# Dealing cards to 4 people with aces on top of the deck

Suppose we have deck of $52$ cards and we deal it fairly to four players. We want to find out the probability that each player gets an ace.

The straightforward solution is simple - we find number of all possible partitions, which is $\frac{52!}{13!13!13!13!}$, and then number of ways to distribute 4 aces multiplied by ways to distribute other cards, which is $4! \cdot \frac{48!}{12!12!12!12!}$. Therefore, the solution is $\frac{4!*48!}{12!12!12!12!} / \frac{52!}{13!13!13!13!}$.

However, instructor from 6.041x course from MIT proposes this trick - suppose we take the $52$ cards and stack it so that four aces are on the top of the deck and we think of each player containing $13$ slots for cards. This way, the calculations are much simpler - we have $52/52$ slots for dealing the first ace, $39/51$ for second, $26/50$ for third and $13/49$ for fourth. Thus we obtain $$P(\text{each person gets an ace}) = \frac{39}{51} \cdot \frac {26}{50} \cdot \frac {13}{49},$$ which is the same as answer before.

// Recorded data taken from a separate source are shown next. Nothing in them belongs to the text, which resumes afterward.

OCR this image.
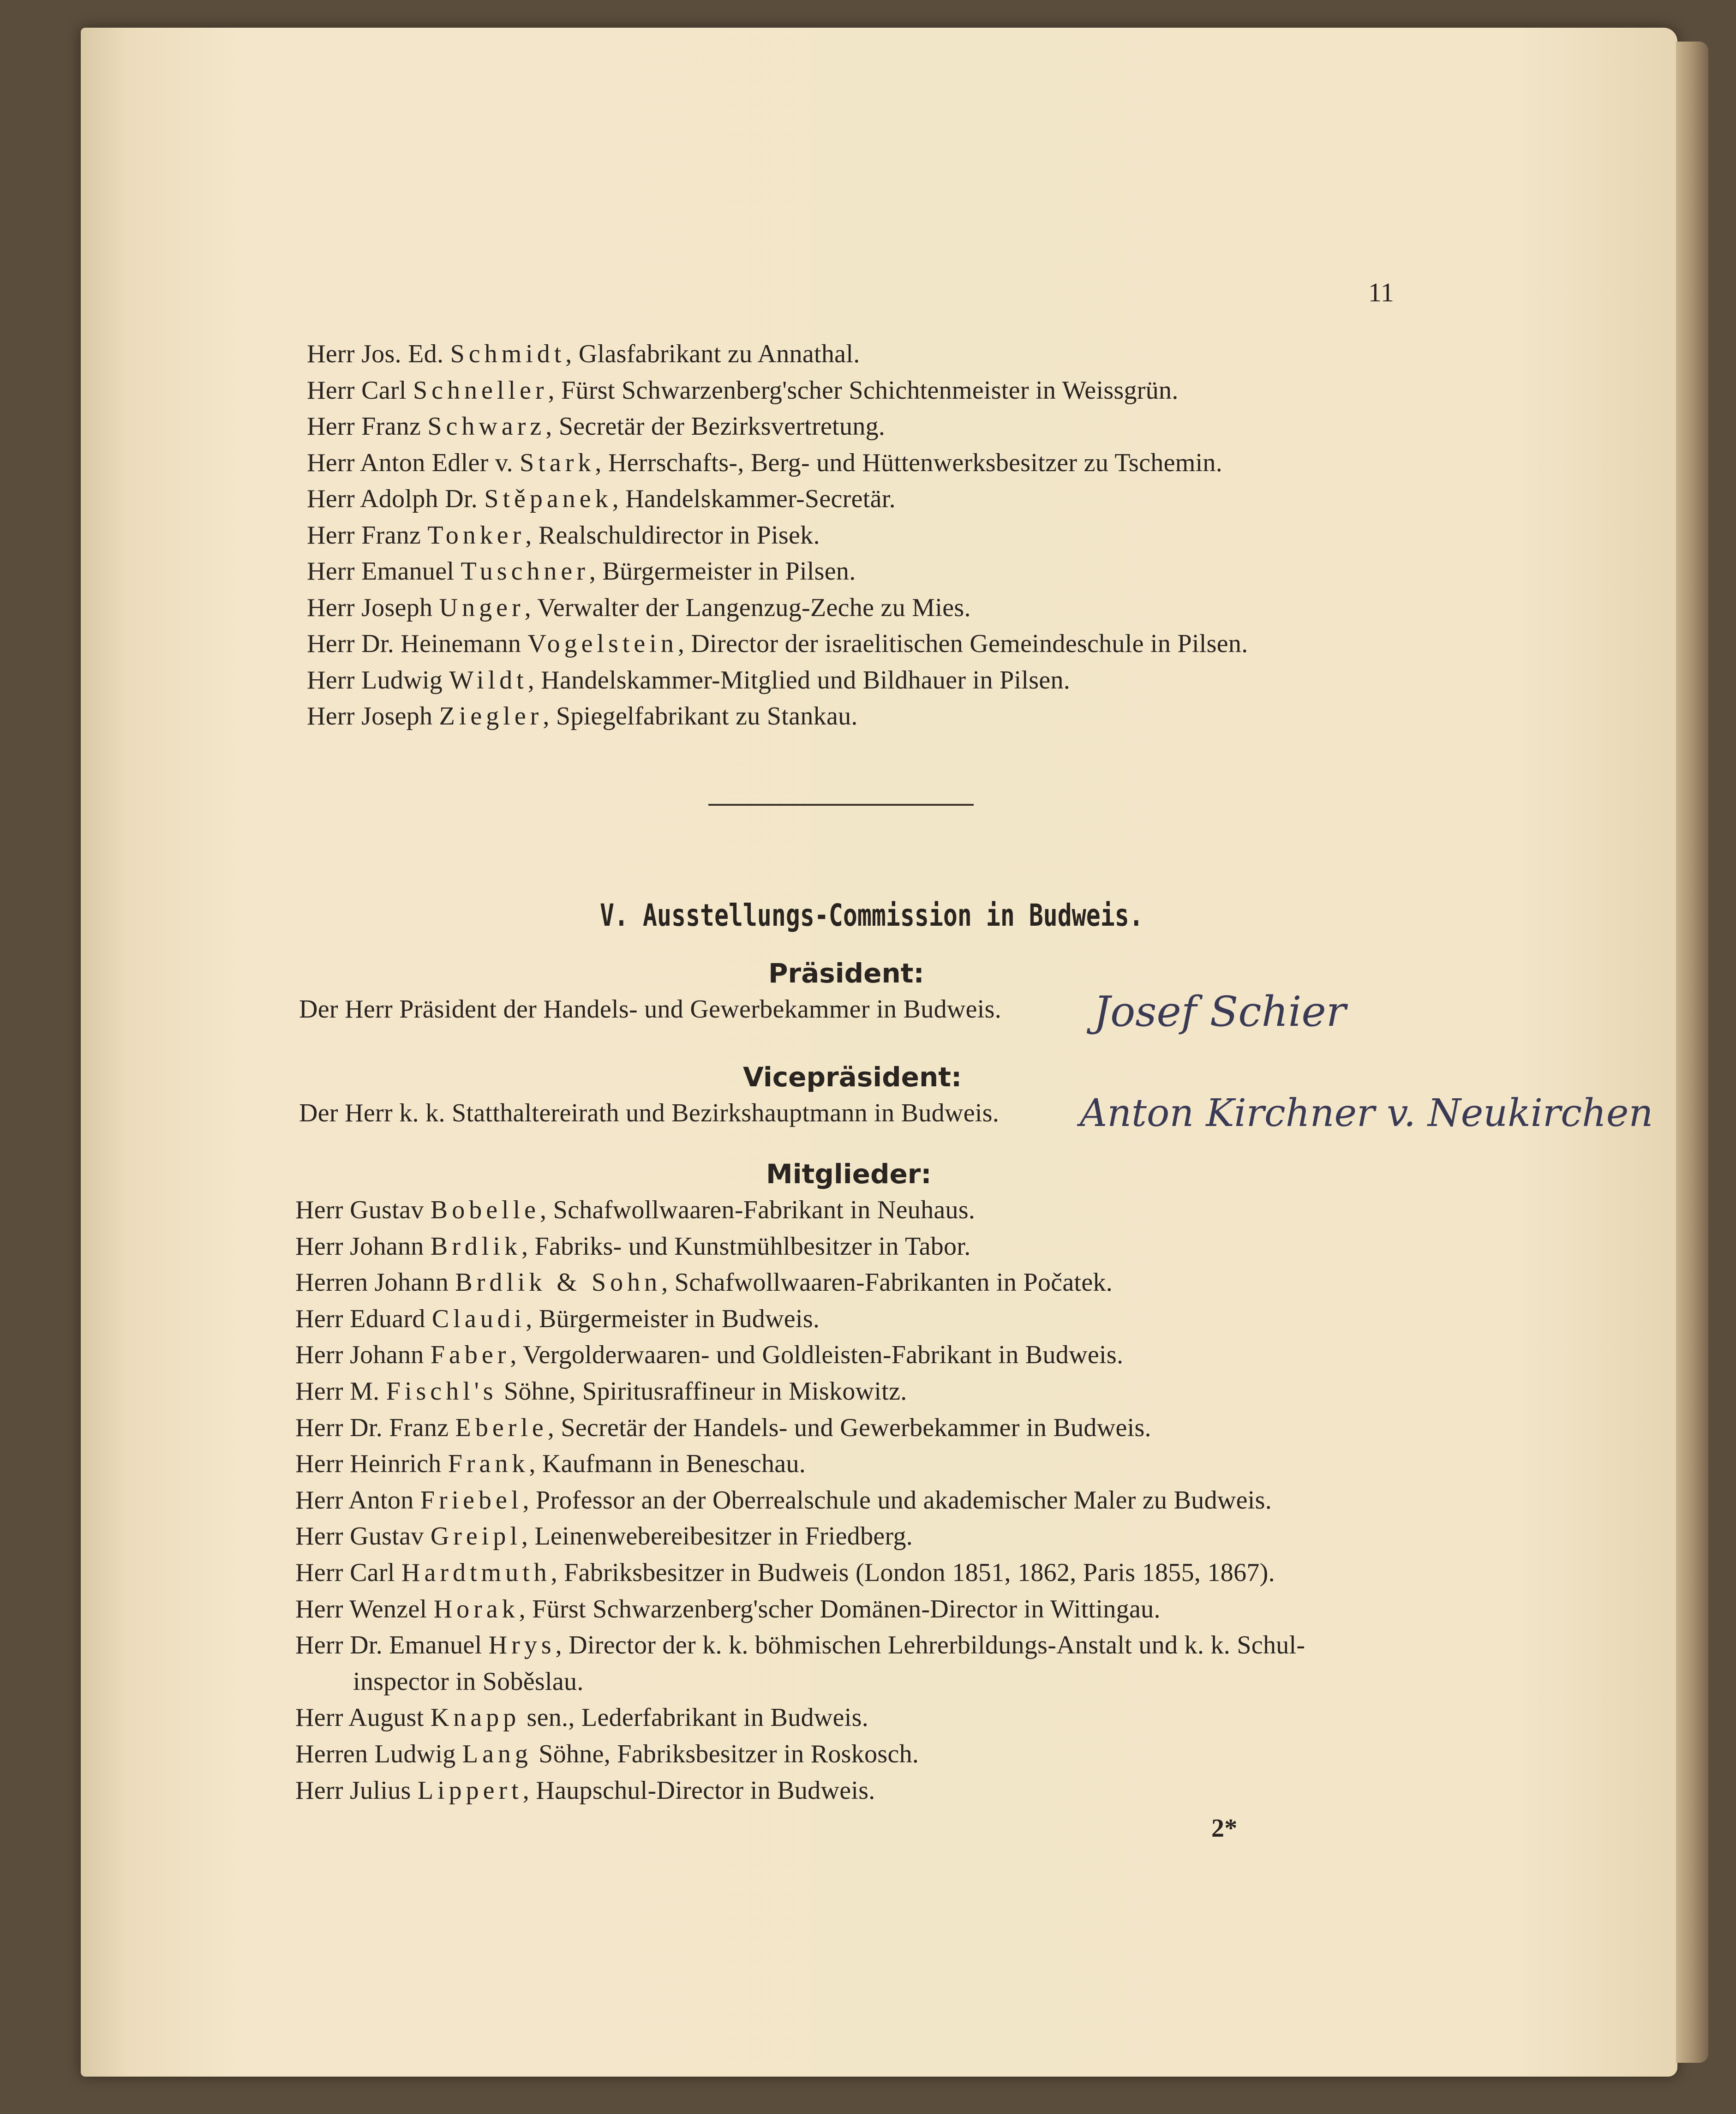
11
Herr Jos. Ed. Schmidt, Glasfabrikant zu Annathal.
Herr Carl Schneller, Fürst Schwarzenberg'scher Schichtenmeister in Weissgrün.
Herr Franz Schwarz, Secretär der Bezirksvertretung.
Herr Anton Edler v. Stark, Herrschafts-, Berg- und Hüttenwerksbesitzer zu Tschemin.
Herr Adolph Dr. Stěpanek, Handelskammer-Secretär.
Herr Franz Tonker, Realschuldirector in Pisek.
Herr Emanuel Tuschner, Bürgermeister in Pilsen.
Herr Joseph Unger, Verwalter der Langenzug-Zeche zu Mies.
Herr Dr. Heinemann Vogelstein, Director der israelitischen Gemeindeschule in Pilsen.
Herr Ludwig Wildt, Handelskammer-Mitglied und Bildhauer in Pilsen.
Herr Joseph Ziegler, Spiegelfabrikant zu Stankau.
V. Ausstellungs-Commission in Budweis.
Präsident:
Der Herr Präsident der Handels- und Gewerbekammer in Budweis. Josef Schier
Vicepräsident:
Der Herr k. k. Statthaltereirath und Bezirkshauptmann in Budweis. Anton Kirchner v. Neukirchen
Mitglieder:
Herr Gustav Bobelle, Schafwollwaaren-Fabrikant in Neuhaus.
Herr Johann Brdlik, Fabriks- und Kunstmühlbesitzer in Tabor.
Herren Johann Brdlik & Sohn, Schafwollwaaren-Fabrikanten in Počatek.
Herr Eduard Claudi, Bürgermeister in Budweis.
Herr Johann Faber, Vergolderwaaren- und Goldleisten-Fabrikant in Budweis.
Herr M. Fischl's Söhne, Spiritusraffineur in Miskowitz.
Herr Dr. Franz Eberle, Secretär der Handels- und Gewerbekammer in Budweis.
Herr Heinrich Frank, Kaufmann in Beneschau.
Herr Anton Friebel, Professor an der Oberrealschule und akademischer Maler zu Budweis.
Herr Gustav Greipl, Leinenwebereibesitzer in Friedberg.
Herr Carl Hardtmuth, Fabriksbesitzer in Budweis (London 1851, 1862, Paris 1855, 1867).
Herr Wenzel Horak, Fürst Schwarzenberg'scher Domänen-Director in Wittingau.
Herr Dr. Emanuel Hrys, Director der k. k. böhmischen Lehrerbildungs-Anstalt und k. k. Schul-
inspector in Soběslau.
Herr August Knapp sen., Lederfabrikant in Budweis.
Herren Ludwig Lang Söhne, Fabriksbesitzer in Roskosch.
Herr Julius Lippert, Haupschul-Director in Budweis.
2*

The question is: how can one prove that with this way of dealing the cards all permutations are equally likely?

The deal begins with fifty two slots, into any one from which the top card of the deck is dealt, without bias.   The second card of the deck is then dealt into any one from the fifty one remaining slots, without bias.   And so forth for the remaining cards until all slots are filled.

If the dealer can guarantee that the assignment remains unbiased each time, then the deck will be shuffled into fifty two slots such that there is equitable probability for occurance of each possible premutation.

One way to ensure the assignment is unbiased is to take a second deck of cards marked with numbers 1 to 52, shuffle it well, and thus use that deck to determine the placement for the cards of the first deck.   Indicating that the results of such a task is identical to simply shuffling the first deck and dealing it to the players.

Maybe this "visualization" will help?

Original problem setting: the deck is (presumed) randomly shuffled and each of the $52!$ is equally likely. In this case you can deal to 4 people by giving the first 13 cards to player 1, the next 13 to player 2, etc.

Now imagine the players have card sleeves (card protectors if you're into CCGs) which are numbered. Player one has sleeves numbered 1 to 13, player 2 has sleeves numbered 14 to 26, etc. And sleeve number $j$ always gets the $j$th card.

New problem setting: the deck is not randomly ordered at all, but instead the 4 aces are on top (and maybe the 4 kings are next, etc). However, the sleeves (numbered 1-52) are randomly shuffled and every player grabs 13. Now deal the first card (an ace) to sleeve #1, the second card (an ace) to sleeve #2, etc.

The two settings are equivalent because shuffling the cards and shuffling the sleeves make no difference.